RFR: 7176515: ExceptionInInitializerError for an enum with multiple switch statements [v11]

Jaikiran Pai jpai at openjdk.org
Wed Mar 22 06:47:44 UTC 2023


On Tue, 21 Mar 2023 17:19:23 GMT, Archie L. Cobbs <duke at openjdk.org> wrote:

>> This patch is both a minor optimization and a fix for JDK-7176515.
>> 
>> JDK-7176515 relates to how javac handles `switch` statements on `Enum` values, which are effectively "syntactic sugar".
>> 
>> The simple approach would be to just get the enum's `ordinal()` value and then revert to a normal integer value switch on that.
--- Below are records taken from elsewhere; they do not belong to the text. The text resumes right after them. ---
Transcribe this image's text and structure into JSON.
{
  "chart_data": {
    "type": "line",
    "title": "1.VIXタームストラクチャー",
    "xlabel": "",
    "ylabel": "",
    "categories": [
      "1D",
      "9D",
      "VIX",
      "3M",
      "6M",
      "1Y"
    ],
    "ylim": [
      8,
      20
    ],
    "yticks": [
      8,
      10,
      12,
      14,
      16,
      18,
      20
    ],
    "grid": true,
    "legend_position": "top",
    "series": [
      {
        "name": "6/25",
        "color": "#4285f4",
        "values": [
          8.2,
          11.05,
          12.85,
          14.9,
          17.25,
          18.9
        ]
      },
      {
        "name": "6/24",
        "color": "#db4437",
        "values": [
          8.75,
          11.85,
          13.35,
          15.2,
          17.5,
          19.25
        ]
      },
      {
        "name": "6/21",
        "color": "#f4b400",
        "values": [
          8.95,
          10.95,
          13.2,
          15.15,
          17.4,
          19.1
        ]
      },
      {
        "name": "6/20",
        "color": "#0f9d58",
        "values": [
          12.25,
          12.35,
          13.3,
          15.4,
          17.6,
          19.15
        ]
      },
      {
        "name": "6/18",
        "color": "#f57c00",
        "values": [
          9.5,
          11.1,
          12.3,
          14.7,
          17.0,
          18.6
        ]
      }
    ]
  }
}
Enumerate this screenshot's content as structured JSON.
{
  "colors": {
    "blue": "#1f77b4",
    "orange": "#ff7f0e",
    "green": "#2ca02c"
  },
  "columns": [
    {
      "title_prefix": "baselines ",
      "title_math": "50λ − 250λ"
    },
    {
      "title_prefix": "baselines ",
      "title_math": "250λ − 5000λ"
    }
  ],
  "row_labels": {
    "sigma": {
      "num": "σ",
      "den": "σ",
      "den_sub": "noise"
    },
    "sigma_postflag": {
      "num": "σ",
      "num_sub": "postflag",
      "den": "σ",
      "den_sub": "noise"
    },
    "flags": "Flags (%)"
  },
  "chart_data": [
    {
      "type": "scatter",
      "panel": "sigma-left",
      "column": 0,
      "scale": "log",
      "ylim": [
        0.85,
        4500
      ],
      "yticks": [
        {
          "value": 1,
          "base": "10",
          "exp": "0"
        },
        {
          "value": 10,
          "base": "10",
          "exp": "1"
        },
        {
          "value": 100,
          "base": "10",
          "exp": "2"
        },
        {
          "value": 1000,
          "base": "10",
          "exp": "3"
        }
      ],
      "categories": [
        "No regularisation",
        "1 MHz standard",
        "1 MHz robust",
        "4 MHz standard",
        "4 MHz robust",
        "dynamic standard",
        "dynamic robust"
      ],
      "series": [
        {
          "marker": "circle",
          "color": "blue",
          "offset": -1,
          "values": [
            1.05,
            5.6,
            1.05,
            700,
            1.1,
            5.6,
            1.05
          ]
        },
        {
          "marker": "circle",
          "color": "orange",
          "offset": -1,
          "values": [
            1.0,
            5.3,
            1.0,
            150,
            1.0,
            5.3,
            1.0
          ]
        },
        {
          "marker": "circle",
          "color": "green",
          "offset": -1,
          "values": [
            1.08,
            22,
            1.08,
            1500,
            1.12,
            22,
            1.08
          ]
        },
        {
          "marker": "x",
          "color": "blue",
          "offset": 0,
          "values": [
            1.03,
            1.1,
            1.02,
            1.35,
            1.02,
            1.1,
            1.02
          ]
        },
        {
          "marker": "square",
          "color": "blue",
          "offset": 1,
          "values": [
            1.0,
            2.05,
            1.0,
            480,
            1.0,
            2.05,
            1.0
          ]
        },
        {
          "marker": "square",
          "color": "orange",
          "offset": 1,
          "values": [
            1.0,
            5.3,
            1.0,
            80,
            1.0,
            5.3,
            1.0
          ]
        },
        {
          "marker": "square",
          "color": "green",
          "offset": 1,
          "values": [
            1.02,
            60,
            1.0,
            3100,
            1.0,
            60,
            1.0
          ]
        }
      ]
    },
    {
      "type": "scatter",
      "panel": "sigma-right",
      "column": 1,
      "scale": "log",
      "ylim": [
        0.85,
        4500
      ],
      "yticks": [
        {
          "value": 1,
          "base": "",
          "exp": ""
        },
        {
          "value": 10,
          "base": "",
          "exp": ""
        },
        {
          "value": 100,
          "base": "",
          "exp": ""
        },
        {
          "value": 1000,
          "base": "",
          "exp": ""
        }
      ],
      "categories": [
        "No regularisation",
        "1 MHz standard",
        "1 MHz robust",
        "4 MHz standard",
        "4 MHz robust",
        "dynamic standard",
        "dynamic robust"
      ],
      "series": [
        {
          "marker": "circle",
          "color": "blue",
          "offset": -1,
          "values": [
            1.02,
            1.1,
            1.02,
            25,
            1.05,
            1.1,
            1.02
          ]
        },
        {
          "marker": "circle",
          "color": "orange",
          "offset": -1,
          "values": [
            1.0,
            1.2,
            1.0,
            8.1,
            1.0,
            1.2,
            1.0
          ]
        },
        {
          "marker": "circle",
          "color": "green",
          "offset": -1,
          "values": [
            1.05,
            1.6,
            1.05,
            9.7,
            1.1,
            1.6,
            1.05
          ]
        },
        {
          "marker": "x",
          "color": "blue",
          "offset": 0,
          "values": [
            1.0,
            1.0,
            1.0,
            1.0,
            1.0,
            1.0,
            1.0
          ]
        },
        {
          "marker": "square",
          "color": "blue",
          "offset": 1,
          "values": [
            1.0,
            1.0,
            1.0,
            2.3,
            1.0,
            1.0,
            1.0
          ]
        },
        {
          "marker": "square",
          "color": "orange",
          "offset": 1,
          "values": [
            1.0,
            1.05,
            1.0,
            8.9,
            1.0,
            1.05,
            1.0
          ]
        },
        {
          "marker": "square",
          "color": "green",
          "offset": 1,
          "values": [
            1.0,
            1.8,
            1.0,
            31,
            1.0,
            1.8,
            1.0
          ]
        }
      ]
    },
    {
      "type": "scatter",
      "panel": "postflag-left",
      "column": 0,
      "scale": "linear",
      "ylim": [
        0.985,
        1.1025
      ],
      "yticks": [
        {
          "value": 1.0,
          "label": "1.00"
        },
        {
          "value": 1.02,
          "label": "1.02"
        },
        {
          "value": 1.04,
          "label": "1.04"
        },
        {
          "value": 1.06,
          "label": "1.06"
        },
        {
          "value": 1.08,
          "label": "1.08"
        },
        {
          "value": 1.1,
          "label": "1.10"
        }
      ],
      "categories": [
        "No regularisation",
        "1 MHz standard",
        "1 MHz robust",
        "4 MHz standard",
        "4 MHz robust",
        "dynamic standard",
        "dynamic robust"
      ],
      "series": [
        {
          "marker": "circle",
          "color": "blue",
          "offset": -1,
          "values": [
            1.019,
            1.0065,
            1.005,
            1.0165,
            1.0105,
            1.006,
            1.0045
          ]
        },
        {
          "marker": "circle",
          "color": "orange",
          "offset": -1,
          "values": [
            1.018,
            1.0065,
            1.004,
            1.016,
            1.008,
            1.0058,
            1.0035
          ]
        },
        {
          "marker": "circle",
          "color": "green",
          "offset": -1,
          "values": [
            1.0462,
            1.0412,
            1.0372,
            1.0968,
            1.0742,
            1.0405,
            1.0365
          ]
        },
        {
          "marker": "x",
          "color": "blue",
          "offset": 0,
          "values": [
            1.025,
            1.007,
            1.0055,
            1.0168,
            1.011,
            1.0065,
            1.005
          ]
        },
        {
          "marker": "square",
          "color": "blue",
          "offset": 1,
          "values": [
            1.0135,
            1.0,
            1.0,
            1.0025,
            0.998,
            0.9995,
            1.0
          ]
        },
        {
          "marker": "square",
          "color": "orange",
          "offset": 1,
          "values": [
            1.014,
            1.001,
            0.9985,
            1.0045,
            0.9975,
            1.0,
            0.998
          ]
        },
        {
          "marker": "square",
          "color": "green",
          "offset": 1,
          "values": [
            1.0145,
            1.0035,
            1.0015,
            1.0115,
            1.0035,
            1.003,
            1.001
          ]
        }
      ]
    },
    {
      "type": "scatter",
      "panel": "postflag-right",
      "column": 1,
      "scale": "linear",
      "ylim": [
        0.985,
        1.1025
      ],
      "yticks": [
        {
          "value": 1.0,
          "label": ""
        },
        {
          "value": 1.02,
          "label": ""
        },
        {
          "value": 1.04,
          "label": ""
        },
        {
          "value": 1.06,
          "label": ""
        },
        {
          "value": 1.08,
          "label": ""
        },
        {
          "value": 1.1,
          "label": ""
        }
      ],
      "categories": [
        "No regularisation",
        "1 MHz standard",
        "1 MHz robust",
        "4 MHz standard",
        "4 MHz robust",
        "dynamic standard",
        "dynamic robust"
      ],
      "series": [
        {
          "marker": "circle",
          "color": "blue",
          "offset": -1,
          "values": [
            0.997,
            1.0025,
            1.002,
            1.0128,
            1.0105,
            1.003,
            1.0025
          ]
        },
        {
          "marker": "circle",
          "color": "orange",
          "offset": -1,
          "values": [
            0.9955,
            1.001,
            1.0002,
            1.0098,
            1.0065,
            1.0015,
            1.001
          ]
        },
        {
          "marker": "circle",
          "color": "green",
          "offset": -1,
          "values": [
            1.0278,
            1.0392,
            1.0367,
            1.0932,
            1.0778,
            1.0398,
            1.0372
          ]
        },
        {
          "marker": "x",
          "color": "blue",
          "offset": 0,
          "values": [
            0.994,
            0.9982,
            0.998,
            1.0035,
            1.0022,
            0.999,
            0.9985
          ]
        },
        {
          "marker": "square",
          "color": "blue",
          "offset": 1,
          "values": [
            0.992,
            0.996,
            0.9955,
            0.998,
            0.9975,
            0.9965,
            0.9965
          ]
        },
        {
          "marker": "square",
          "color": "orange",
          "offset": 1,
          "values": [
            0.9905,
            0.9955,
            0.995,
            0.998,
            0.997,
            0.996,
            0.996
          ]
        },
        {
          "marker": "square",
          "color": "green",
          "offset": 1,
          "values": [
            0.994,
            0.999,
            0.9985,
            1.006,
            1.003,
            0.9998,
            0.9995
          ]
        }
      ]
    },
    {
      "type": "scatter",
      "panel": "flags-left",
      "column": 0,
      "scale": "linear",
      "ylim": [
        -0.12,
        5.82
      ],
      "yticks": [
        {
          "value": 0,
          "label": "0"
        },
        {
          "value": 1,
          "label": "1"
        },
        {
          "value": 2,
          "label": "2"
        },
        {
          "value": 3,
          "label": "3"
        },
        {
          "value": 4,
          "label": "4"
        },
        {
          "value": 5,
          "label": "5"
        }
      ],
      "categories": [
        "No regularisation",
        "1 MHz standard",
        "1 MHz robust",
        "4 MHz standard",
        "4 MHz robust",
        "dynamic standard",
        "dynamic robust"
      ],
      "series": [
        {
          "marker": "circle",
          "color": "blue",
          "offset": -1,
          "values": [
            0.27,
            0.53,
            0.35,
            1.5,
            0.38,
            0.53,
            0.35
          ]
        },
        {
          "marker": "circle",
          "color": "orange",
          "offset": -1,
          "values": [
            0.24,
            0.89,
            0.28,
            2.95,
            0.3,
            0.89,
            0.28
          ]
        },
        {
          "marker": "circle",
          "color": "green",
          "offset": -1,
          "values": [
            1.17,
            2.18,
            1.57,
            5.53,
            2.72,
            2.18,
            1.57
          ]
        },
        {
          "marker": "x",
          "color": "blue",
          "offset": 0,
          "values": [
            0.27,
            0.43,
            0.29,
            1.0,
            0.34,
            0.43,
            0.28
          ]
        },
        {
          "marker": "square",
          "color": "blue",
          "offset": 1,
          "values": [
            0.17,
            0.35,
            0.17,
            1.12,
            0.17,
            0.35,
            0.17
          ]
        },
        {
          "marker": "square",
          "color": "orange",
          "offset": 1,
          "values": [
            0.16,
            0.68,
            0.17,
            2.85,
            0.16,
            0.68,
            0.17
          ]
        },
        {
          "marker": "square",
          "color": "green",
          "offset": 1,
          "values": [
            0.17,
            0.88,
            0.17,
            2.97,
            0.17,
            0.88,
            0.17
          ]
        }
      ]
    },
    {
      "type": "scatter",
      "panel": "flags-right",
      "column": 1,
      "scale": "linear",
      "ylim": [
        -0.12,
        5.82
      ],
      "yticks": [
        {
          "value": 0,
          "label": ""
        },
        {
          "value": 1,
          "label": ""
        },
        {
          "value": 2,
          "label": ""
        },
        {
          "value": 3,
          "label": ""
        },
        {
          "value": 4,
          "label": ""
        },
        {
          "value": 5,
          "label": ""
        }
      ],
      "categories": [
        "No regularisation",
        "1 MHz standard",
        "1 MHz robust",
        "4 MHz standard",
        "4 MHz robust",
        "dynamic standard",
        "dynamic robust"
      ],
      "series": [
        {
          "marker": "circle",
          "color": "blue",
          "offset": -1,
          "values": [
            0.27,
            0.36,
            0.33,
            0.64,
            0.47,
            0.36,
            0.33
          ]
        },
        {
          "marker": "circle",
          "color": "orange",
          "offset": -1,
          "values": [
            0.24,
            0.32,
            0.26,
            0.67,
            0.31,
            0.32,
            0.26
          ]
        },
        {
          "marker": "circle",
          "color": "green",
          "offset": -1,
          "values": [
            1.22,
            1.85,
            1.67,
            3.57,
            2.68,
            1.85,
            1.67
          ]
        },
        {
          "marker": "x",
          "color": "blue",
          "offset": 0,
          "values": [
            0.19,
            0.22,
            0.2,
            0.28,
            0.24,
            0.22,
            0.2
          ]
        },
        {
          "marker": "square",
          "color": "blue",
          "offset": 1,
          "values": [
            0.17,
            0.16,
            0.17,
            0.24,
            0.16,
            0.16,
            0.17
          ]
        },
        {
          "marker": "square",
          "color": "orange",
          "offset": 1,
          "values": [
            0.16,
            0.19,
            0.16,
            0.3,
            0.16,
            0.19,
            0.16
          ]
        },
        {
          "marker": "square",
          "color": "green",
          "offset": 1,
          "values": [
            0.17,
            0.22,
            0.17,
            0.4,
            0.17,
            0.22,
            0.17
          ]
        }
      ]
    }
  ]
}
However, this snapshots the ordinal values at compile-time, and thus can fail if the `Enum` class is recompiled later.
>> 
>> Presumably to avoid that possibility (are there any other reasons?) the compiler instead uses a lookup table. This table is dynamically constructed at runtime by a static initializer in a synthetic class. This avoids the "stale ordinal" problem of the simple approach, but it also creates a potential class initialization loop if there happens to an `Enum` switch inside an `Enum` class constructor, as demonstrated by the bug.
>> 
>> This patch makes the following change: If we are handling an `Enum` switch, and the `Enum` class we are switching on is also the class we are compiling, then just go with the simple approach, because the "stale ordinal" problem can't happen in this case so there's no need to build a runtime lookup table.
>> 
>> This results in two improvements:
>> * It avoids building the lookup table for switches on self
>> * It fixes JDK-7176515 as stated
>> 
>> Although the reproducing test case provided in JDK-7176515 gets fixed by this patch, the underlying issue is still there and can still be triggered with a slightly more complicated test case (included, but commented out).
>> 
>> So JDK-7176515 could be left open (or a new bug created) and a separate discussion had about how to "really" fix it.
>> 
>> Part of this discussion should be defining what that means, i.e., the boundaries of the bug. There are some scenarios that are basically impossible to fix, for example, two `Enum` classes whose constructors take as a parameter instances of the other `Enum` class and then switch on it. That cycle has nothing to do with how switches are handled.
>
> Archie L. Cobbs has updated the pull request incrementally with one additional commit since the last revision:
> 
>   Update regression test to not look for classfile no longer being generated.

Hello Archie,

> > I'm still seeing test: test/hotspot/jtreg/runtime/cds/appcds/jvmti/ClassFileLoadHookTest.java failing with this patch
> 
> Strange... on github everything is passing now: https://github.com/archiecobbs/jdk/actions/runs/4473109724
> 
> But when I run that specific test on my laptop, it fails for me too.

GitHub actions job for the jdk repo is configured to run only `tier1` tests. The tests are grouped into different tiers in a file called `TEST.groups`. For hotspot that file resides here and the tier1 definition is this https://github.com/openjdk/jdk/blob/master/test/hotspot/jtreg/TEST.groups#L545. You will notice that it's configured to run (among other things), the `tier1_runtime` which is defined in that same file https://github.com/openjdk/jdk/blob/master/test/hotspot/jtreg/TEST.groups#L364. That group is defined to run everything under `runtime/` directory except the ones marked with a `-` (minus) sign and one of those is https://github.com/openjdk/jdk/blob/master/test/hotspot/jtreg/TEST.groups#L404 `tier1_runtime_appcds_exclude` which is defined here https://github.com/openjdk/jdk/blob/master/test/hotspot/jtreg/TEST.groups#L513, which except for a few tests, excludes everything else under `runtime/cds/appcds/` directory, so I believe that's why this `test/hotspot/jtreg/runtime/
 cds/appcds/jvmti/ClassFileLoadHookTest.java` isn't run in that job.